Chris Wilson first met her on the roof at a Playboy party in 2000, the same year he began reporting for Page Six. In Hilton’s blond, moneyed 19-year-old self, he saw a wild young emblem of the new downtown scene: “a 21st century Edie Sedgwick.” The early aughts were a time of low-rise jeans, Razr phones and $500-a-bottle table service — and Paris was there, dancing on the table and, often as not, flashing her wares.
“She was the first not to wear underwear,” says Paula Froelich, who, while at Page Six from 1999 to 2009, saw a lot of her. “She was the first to exploit the new internet/media ecosystem — creating massive fame from no talent.” Along the way, Hilton helped usher in some new words and phrases, including “heir head,” “celebutante” and “celebutard” — the last, Wiktionary says, surfaced first in The Post’s Jan. 21, 2006 story, headlined “Paris with a P.”

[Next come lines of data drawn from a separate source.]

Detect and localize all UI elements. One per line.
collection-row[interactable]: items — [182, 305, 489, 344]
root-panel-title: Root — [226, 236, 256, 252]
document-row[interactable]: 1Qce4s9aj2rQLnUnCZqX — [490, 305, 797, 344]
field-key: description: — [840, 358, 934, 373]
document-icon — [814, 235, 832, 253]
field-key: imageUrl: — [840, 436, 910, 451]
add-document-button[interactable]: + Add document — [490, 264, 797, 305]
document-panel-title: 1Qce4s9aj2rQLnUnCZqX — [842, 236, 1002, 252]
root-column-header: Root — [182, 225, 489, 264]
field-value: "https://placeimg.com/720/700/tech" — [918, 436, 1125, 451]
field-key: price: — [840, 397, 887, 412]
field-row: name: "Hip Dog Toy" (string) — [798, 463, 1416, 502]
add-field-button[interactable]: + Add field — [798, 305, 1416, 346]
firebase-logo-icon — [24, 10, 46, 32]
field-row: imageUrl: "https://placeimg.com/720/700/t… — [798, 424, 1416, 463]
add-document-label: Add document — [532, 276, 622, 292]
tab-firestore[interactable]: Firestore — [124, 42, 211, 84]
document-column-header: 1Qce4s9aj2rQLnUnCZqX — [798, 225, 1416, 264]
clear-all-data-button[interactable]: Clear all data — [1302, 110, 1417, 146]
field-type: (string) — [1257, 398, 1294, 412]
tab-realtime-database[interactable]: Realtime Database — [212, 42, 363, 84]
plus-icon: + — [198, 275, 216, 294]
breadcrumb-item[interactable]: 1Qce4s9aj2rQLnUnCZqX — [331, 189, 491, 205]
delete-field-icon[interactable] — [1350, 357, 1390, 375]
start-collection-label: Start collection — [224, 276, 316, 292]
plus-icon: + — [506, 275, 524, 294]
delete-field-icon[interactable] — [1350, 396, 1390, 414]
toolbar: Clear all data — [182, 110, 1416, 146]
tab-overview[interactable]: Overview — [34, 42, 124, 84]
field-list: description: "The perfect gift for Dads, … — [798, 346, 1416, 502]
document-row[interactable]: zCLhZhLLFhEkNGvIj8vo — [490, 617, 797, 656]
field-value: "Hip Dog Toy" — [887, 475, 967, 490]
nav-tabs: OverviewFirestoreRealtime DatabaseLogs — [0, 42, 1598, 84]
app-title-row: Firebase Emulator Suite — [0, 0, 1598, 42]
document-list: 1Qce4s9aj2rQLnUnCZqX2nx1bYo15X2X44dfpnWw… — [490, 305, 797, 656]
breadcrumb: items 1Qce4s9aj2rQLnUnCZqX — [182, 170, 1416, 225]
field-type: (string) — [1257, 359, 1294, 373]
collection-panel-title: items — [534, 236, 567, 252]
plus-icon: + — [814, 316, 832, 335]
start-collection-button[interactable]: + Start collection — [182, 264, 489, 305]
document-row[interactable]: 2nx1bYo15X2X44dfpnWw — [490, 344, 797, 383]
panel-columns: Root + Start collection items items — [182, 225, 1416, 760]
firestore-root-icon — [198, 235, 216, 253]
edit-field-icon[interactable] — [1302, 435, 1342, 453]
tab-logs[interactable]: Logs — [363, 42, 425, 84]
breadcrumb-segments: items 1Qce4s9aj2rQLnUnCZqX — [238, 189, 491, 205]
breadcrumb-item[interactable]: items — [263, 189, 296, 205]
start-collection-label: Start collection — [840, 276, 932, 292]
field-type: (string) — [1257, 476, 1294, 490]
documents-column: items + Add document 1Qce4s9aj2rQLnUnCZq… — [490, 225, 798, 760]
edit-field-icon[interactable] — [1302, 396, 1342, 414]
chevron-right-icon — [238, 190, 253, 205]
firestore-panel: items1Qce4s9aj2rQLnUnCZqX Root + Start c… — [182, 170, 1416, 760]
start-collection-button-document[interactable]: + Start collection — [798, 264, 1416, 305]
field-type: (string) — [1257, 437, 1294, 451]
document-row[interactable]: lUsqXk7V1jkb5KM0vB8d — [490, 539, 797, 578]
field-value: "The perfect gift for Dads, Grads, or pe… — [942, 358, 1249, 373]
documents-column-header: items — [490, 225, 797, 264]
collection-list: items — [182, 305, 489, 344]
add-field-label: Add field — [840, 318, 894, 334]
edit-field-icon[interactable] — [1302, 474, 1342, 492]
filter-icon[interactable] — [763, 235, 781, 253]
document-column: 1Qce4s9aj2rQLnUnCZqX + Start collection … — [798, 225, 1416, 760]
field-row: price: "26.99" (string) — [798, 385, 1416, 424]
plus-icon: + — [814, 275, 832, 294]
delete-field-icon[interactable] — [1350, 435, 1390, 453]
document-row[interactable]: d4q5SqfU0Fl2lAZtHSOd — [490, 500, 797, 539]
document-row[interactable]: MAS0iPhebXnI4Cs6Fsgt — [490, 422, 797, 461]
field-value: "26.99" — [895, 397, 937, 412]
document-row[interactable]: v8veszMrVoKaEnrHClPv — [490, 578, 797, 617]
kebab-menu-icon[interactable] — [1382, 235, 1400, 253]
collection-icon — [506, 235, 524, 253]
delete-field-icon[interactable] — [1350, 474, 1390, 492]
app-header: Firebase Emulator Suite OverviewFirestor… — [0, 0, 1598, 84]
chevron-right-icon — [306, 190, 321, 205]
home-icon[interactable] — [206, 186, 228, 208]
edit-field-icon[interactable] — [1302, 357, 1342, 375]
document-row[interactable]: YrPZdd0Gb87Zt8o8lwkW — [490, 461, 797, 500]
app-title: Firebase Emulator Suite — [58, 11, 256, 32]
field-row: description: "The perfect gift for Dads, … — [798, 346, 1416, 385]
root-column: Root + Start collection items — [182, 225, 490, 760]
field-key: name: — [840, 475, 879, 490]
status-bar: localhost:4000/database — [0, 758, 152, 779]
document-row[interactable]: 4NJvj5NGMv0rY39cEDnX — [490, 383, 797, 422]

Wilson believes he came up with “High Stepping Hilti” to describe the woman who seemingly could never get enough, be it boys, booze or bling. When Paris Latsis, the Greek shipping heir, gave the 24-year-old what Froelich remembers as “a perfectly nice ring from Cartier,” Hilton replaced it with a fake stone that took up most of one knuckle. “We wrote it was fake, and she said, ‘I’m gonna sue you!’” Froelich says. “I said, ‘I’ll take out a full-page apology if you can send me the GMA certificate on that fake ring.’ ” And there it ended. As did, after five months, that engagement.
A copy of that infamous sex tape — which surfaced, conveniently enough, three weeks before the Dec. 2, 2003 launch of Hilton’s reality show, “The Simple Life” — was hand-delivered to Page Six. Though Paris claimed boyfriend Rick Salomon taped her without her knowledge, Froelich says, “it was obvious” she knew the camera was there.

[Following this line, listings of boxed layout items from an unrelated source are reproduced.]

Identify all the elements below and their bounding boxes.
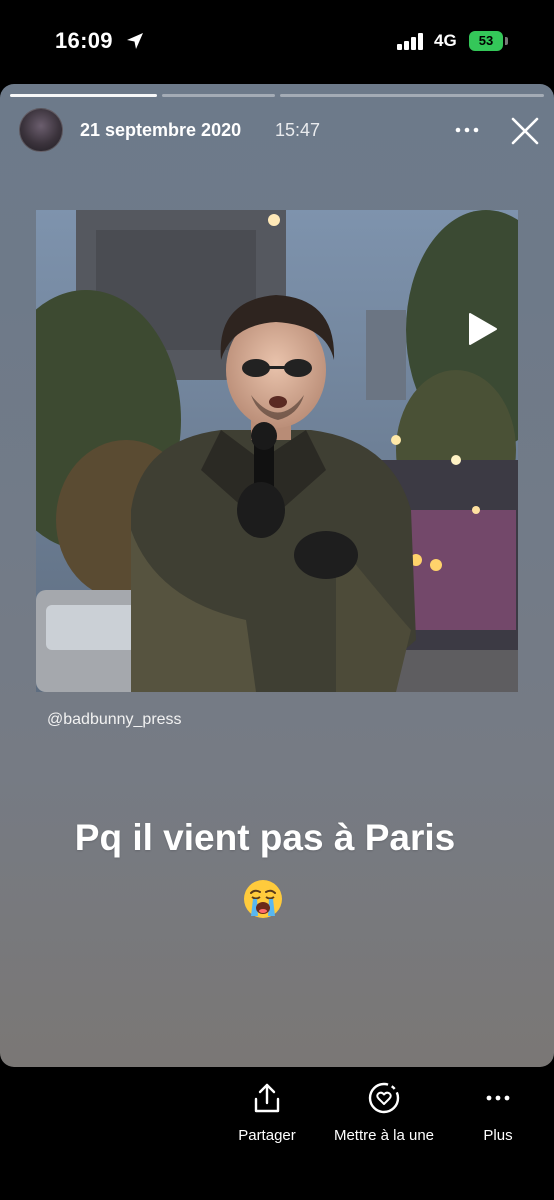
loudly-crying-face-icon <box>244 880 282 918</box>
feature-highlight-button[interactable]: Mettre à la une <box>322 1081 446 1144</box>
screen: 16:09 4G 53 21 septembre 2020 15:47 @bad… <box>0 0 554 1200</box>
story-time: 15:47 <box>275 120 321 140</box>
story-date: 21 septembre 2020 <box>80 120 242 140</box>
more-dots-icon <box>486 1095 510 1101</box>
avatar[interactable] <box>19 108 63 152</box>
video-scene <box>36 210 518 692</box>
status-time: 16:09 <box>55 28 113 53</box>
more-label: Plus <box>483 1127 513 1144</box>
story-card[interactable]: 21 septembre 2020 15:47 @badbunny_press … <box>0 84 554 1067</box>
video-source-caption: @badbunny_press <box>47 711 182 728</box>
close-icon[interactable] <box>510 116 540 146</box>
share-label: Partager <box>238 1127 296 1144</box>
bottom-toolbar: Partager Mettre à la une Plus <box>0 1067 554 1200</box>
status-bar: 16:09 4G 53 <box>0 0 554 84</box>
share-icon <box>254 1083 280 1113</box>
feature-label: Mettre à la une <box>333 1127 435 1144</box>
battery-icon: 53 <box>469 31 509 51</box>
network-type: 4G <box>434 31 457 50</box>
battery-level: 53 <box>469 31 503 51</box>
story-text: Pq il vient pas à Paris <box>74 817 456 858</box>
more-options-icon[interactable] <box>455 118 479 142</box>
more-button[interactable]: Plus <box>468 1081 528 1144</box>
highlight-heart-icon <box>368 1082 400 1114</box>
share-button[interactable]: Partager <box>224 1081 310 1144</box>
location-arrow-icon <box>127 33 143 49</box>
story-progress-segment <box>280 94 544 97</box>
video-thumbnail[interactable] <box>36 210 518 692</box>
cellular-signal-icon <box>397 33 423 50</box>
story-progress-segment <box>10 94 157 97</box>
story-progress-segment <box>162 94 275 97</box>
battery-cap <box>505 37 508 45</box>
play-icon[interactable] <box>466 312 500 346</box>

Now 36, just four years younger than Page Six itself, “heir head” Hilton is a multi-billion-dollar brand; her self-titled celebrity fragrance trails only Elizabeth Taylor’s. But as Paris herself pointed out, the Page has its benefits, if only as a way to gauge her pals’ loyalty: “I test out friends sometimes,” she told Jane magazine in January 2005. “I’ll say something that’s totally not even true, ’cause I think that they’re calling Page Six, I’ll say something like, ‘I was in Paris last week.’ And if that story appears, I just freeze ’em out. I’ll never talk to them.”
Whether she talks to us or not, for better or worse, we’ll always have Paris.